COULTON: (singing) Well, she got her daddy's car and she cruised through the hamburger stand now. So she forgot all about the library like she told her old man now. And with the radio blasting she was cruising just as fast as she can now. And she'll have...

(SOUNDBITE OF BELL)

COULTON: David.

SCHMIDT: Fun, fun, fun.

COULTON: You got it.

(APPLAUSE)

COULTON: And episode of "Seinfeld" helped popularize what repetitive saying used to gloss over the details of a story?

(SOUNDBITE OF BELL)

COULTON: David.

SCHMIDT: Yadda, yadda, yadda?

COULTON: That's right.

(APPLAUSE)

COULTON: The Muppets character known as the Swedish Chef punctuates his usual gibberish with what three word catchphrase?

(SOUNDBITE OF BELL)

COULTON: Jon.

EARLY: Verdy, verdy voo?

(LAUGHTER)

EISENBERG: Verdy, verdy voo?

EARLY: Verdy, verdy voo.

COULTON: Well, again, those are not all three the same word. David, do you want to take a crack at this one?

SCHMIDT: Not at all.

(LAUGHTER)

EISENBERG: Anyone out there?

UNIDENTIFIED MEN AND WOMEN: Bork, bork, bork.

EISENBERG: Bork, bork, bork.

COULTON: Here's another musical clue.

(SOUNDBITE OF SONG, "TURN, TURN, TURN")

COULTON: (singing) To everything, blah, blah, blah. There is a season, blah, blah, blah. And a time for every purpose under heaven.

(SOUNDBITE OF BELL)

COULTON: David.

SCHMIDT: Turn, turn, turn.

COULTON: You got it.

(APPLAUSE)

COULTON: All right. This is your last clue.

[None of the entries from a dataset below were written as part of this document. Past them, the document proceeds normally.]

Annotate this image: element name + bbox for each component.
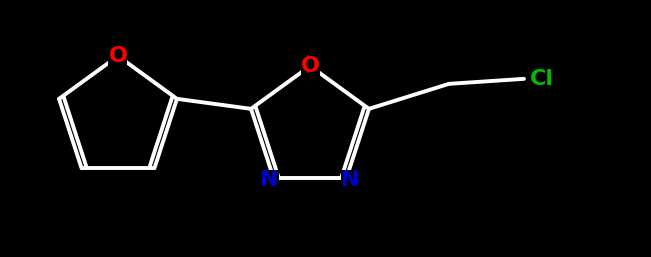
Text: N: N (341, 170, 360, 190)
Text: Cl: Cl (530, 69, 554, 89)
Text: N: N (260, 170, 279, 190)
Text: O: O (301, 56, 320, 76)
Text: O: O (109, 46, 128, 66)
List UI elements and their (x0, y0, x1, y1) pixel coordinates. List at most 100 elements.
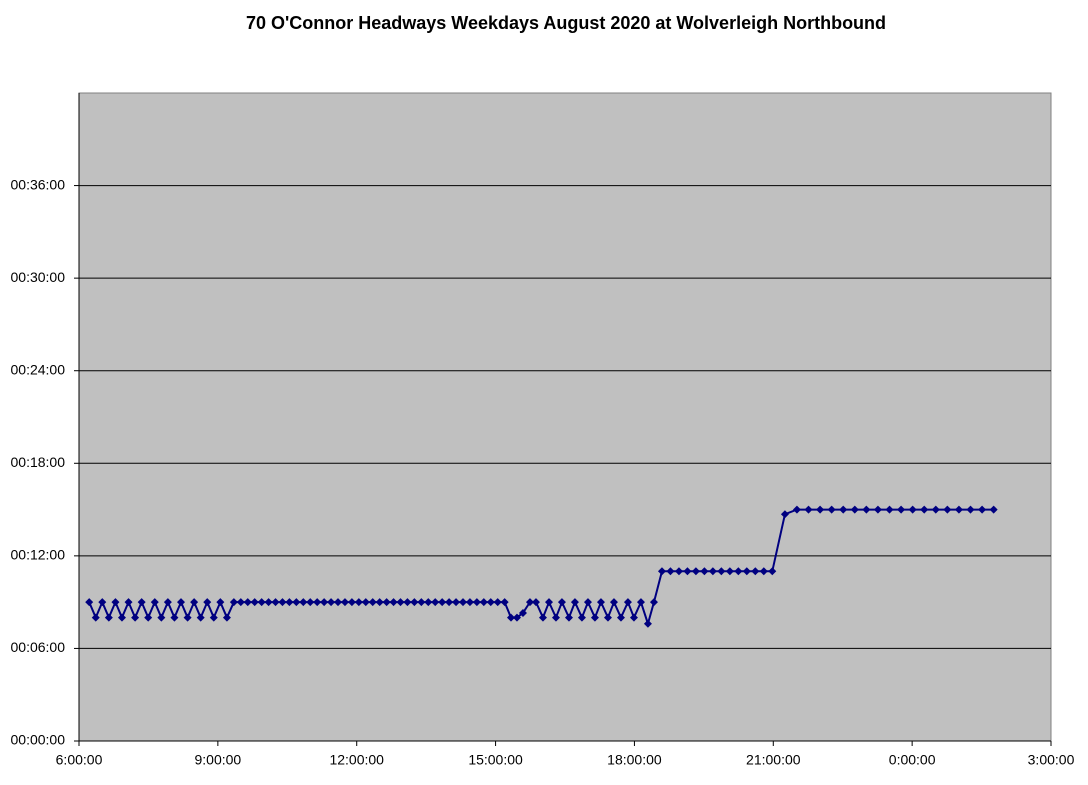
data-point (577, 613, 586, 622)
data-point (792, 505, 801, 514)
data-point (196, 613, 205, 622)
data-point (243, 598, 252, 607)
data-point (479, 598, 488, 607)
data-point (531, 598, 540, 607)
data-point (493, 598, 502, 607)
data-point (91, 613, 100, 622)
data-point (674, 567, 683, 576)
data-point (163, 598, 172, 607)
data-point (306, 598, 315, 607)
data-point (375, 598, 384, 607)
data-point (943, 505, 952, 514)
data-point (590, 613, 599, 622)
y-tick-label: 00:06:00 (11, 639, 66, 655)
data-point (285, 598, 294, 607)
data-point (368, 598, 377, 607)
data-point (734, 567, 743, 576)
x-tick-label: 9:00:00 (194, 752, 241, 768)
data-point (649, 598, 658, 607)
data-point (978, 505, 987, 514)
data-point (989, 505, 998, 514)
data-point (629, 613, 638, 622)
data-point (458, 598, 467, 607)
y-tick-label: 00:36:00 (11, 176, 66, 192)
data-point (885, 505, 894, 514)
data-point (596, 598, 605, 607)
data-point (839, 505, 848, 514)
data-point (354, 598, 363, 607)
data-point (403, 598, 412, 607)
data-point (465, 598, 474, 607)
data-point (751, 567, 760, 576)
data-point (780, 510, 789, 519)
data-point (643, 619, 652, 628)
data-point (137, 598, 146, 607)
y-tick-label: 00:24:00 (11, 361, 66, 377)
data-point (486, 598, 495, 607)
y-tick-label: 00:30:00 (11, 269, 66, 285)
data-point (472, 598, 481, 607)
data-point (438, 598, 447, 607)
data-point (216, 598, 225, 607)
data-point (104, 613, 113, 622)
chart-title: 70 O'Connor Headways Weekdays August 202… (246, 13, 886, 33)
data-point (954, 505, 963, 514)
data-point (570, 598, 579, 607)
data-point (666, 567, 675, 576)
data-point (691, 567, 700, 576)
x-tick-label: 21:00:00 (746, 752, 801, 768)
data-point (827, 505, 836, 514)
data-point (518, 608, 527, 617)
data-point (98, 598, 107, 607)
data-point (124, 598, 133, 607)
data-point (525, 598, 534, 607)
data-point (131, 613, 140, 622)
data-point (250, 598, 259, 607)
data-point (144, 613, 153, 622)
plot-area (78, 92, 1052, 742)
data-point (700, 567, 709, 576)
data-point (966, 505, 975, 514)
data-point (117, 613, 126, 622)
data-point (396, 598, 405, 607)
data-point (334, 598, 343, 607)
x-tick-label: 6:00:00 (56, 752, 103, 768)
data-point (623, 598, 632, 607)
data-point (264, 598, 273, 607)
data-point (931, 505, 940, 514)
data-point (506, 613, 515, 622)
data-point (271, 598, 280, 607)
data-point (816, 505, 825, 514)
x-tick-label: 12:00:00 (329, 752, 384, 768)
data-point (920, 505, 929, 514)
x-tick-label: 0:00:00 (889, 752, 936, 768)
y-tick-label: 00:00:00 (11, 732, 66, 748)
data-point (203, 598, 212, 607)
data-point (222, 613, 231, 622)
data-point (229, 598, 238, 607)
data-point (313, 598, 322, 607)
data-point (389, 598, 398, 607)
data-point (500, 598, 509, 607)
data-point (616, 613, 625, 622)
data-point (177, 598, 186, 607)
data-point (361, 598, 370, 607)
data-point (236, 598, 245, 607)
data-point (445, 598, 454, 607)
data-point (873, 505, 882, 514)
data-point (717, 567, 726, 576)
data-point (657, 567, 666, 576)
data-point (85, 598, 94, 607)
data-point (320, 598, 329, 607)
data-point (850, 505, 859, 514)
data-point (609, 598, 618, 607)
data-point (347, 598, 356, 607)
data-point (583, 598, 592, 607)
data-point (683, 567, 692, 576)
y-tick-label: 00:12:00 (11, 547, 66, 563)
x-tick-label: 15:00:00 (468, 752, 523, 768)
data-point (157, 613, 166, 622)
data-point (190, 598, 199, 607)
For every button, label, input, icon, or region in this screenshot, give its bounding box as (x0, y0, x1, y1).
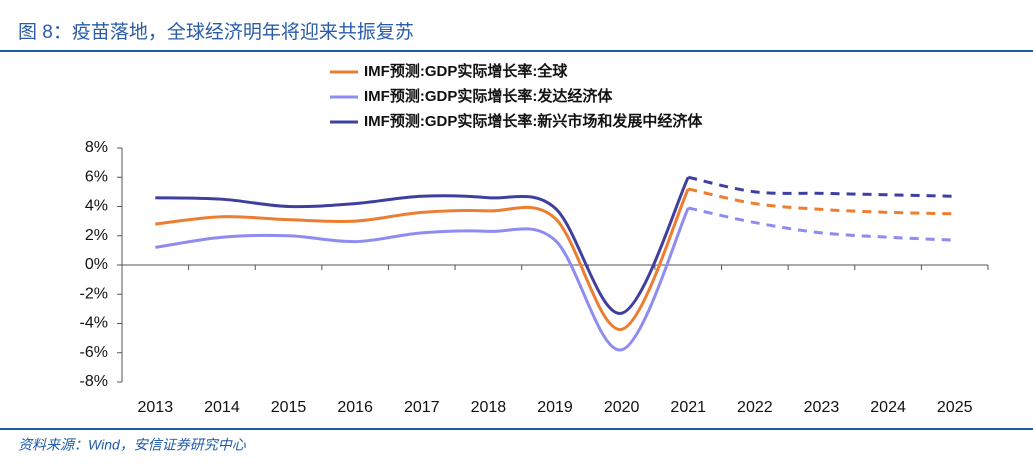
forecast-line (687, 187, 955, 216)
chart-title: 图 8：疫苗落地，全球经济明年将迎来共振复苏 (18, 21, 414, 43)
y-tick-label: 2% (85, 227, 108, 244)
y-tick-label: -8% (80, 373, 108, 390)
x-tick-label: 2018 (471, 399, 507, 416)
forecast-line (687, 175, 955, 198)
y-tick-label: 8% (85, 139, 108, 156)
y-tick-label: -2% (80, 285, 108, 302)
x-tick-label: 2016 (337, 399, 373, 416)
x-tick-label: 2015 (271, 399, 307, 416)
legend-label: IMF预测:GDP实际增长率:新兴市场和发展中经济体 (364, 112, 703, 130)
y-tick-label: -4% (80, 315, 108, 332)
x-tick-label: 2024 (870, 399, 906, 416)
x-tick-label: 2017 (404, 399, 440, 416)
x-tick-label: 2014 (204, 399, 240, 416)
y-tick-label: 6% (85, 168, 108, 185)
legend-label: IMF预测:GDP实际增长率:全球 (364, 62, 568, 80)
x-tick-label: 2023 (804, 399, 840, 416)
forecast-line (687, 206, 955, 242)
y-tick-label: 4% (85, 198, 108, 215)
legend-label: IMF预测:GDP实际增长率:发达经济体 (364, 87, 613, 105)
x-tick-label: 2022 (737, 399, 773, 416)
line (155, 176, 690, 315)
y-tick-label: -6% (80, 344, 108, 361)
source: 资料来源：Wind，安信证券研究中心 (18, 437, 247, 453)
x-tick-label: 2020 (604, 399, 640, 416)
x-tick-label: 2021 (670, 399, 706, 416)
x-tick-label: 2019 (537, 399, 573, 416)
line (155, 207, 690, 352)
line (155, 188, 690, 331)
x-tick-label: 2013 (138, 399, 174, 416)
x-tick-label: 2025 (937, 399, 973, 416)
y-tick-label: 0% (85, 256, 108, 273)
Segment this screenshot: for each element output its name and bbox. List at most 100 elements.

The title of what 1970 movie about the attack on Pearl Harbor translates literally from the Japanese as "Tiger, Tiger, Tiger"?

(SOUNDBITE OF BELL)

COULTON: David.

SCHMIDT: "Tora, Tora, Tora."

COULTON: That's right.

(APPLAUSE)

COULTON: John Chaneski, how'd they do?

GURU: The winner, surprise, surprise, surprise, is David from Williamsburg. Congratulations, David.

(APPLAUSE)

EISENBERG: Nice job, Jon. Thank you. David, you'll be moving on to our final showdown.